Working at Google seemed like a dream job. The reality has been a tedious, pointless nightmare. - The Washington Post - "In some ways, my experience is not so different than that of other twenty-somethings in corporate America. Yet Google’s low-level HR employees are barraged by higher-ups about Passion! and how we are Changing People’s Lives!... I began to wonder if I was crazy, eating alone in the cafeteria and wearing ear plugs so I wouldn’t have to overhear one more random Googler claim, without irony or visible self-consciousness, to have held “a mini-pow-wow on 360 wellness,” or to be “a product expert across a myriad of domains hoping to sync and gain best practices.” I can’t tell who believes themselves and who is just acting, because everyone participates. Every email has an exclamation mark, or ten. Google HR is a special type of hell ruled by the tyranny of positivity. It’s a privileged hell, for sure, but it’s hell, and its primary trait is hollowness."

The blue state depression - "Of the 10 blue states that Hillary Clinton won by the largest percentage margins — California, Massachusetts, Vermont, Hawaii, Maryland, New York, Illinois, Rhode Island, New Jersey, and Connecticut — every single one of them lost domestic migration (excluding immigration) over the last 10 years (2004-14). Nearly 2.75 million more Americans left California and New York than entered these states. They are the loser states. They are all progressive. High taxes rates. High welfare benefits. Heavy regulation. Environmental extremism. Super minimum wages. Most outlaw energy drilling. The whole left-wing playbook is on display in the Hillary states. And people are leaving in droves. Day after day, they are being bled to death. So much for liberalism creating a worker’s paradise... pretty much the same pattern holds true for jobs"
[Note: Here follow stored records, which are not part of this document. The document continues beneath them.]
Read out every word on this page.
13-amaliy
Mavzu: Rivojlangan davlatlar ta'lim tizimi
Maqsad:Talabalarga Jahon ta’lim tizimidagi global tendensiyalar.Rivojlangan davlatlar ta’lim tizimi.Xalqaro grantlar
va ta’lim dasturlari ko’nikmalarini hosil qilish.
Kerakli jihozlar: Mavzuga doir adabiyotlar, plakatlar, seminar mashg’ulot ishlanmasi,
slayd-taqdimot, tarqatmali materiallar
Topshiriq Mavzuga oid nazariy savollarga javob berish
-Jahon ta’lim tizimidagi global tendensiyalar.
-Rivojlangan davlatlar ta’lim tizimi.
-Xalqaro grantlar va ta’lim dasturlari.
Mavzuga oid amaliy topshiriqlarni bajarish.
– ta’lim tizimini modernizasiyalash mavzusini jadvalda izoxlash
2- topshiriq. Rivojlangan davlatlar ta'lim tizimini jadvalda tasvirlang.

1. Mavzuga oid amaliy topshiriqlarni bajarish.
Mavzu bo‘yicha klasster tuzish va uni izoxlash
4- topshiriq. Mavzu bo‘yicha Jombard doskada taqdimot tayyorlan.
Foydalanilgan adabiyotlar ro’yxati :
Subjective Well‐Being and Income: Is There Any Evidence of Satiation? - "Deaton (2008) and Stevenson and Wolfers (2008) find that the well-being–income relationship is roughly a linear-log relationship, such that, while each additional dollar of income yields a greater increment to measured happiness for the poor than for the rich, there is no satiation point... we find no evidence of a satiation point. The income–well-being link that one finds when examining only the poor, is similar to that found when examining only the rich. We show that this finding is robust across a variety of datasets, for various measures of subjective well-being, at various thresholds, and that it holds in roughly equal measure when making cross-national comparisons between rich and poor countries as when making comparisons between rich and poor people within a country."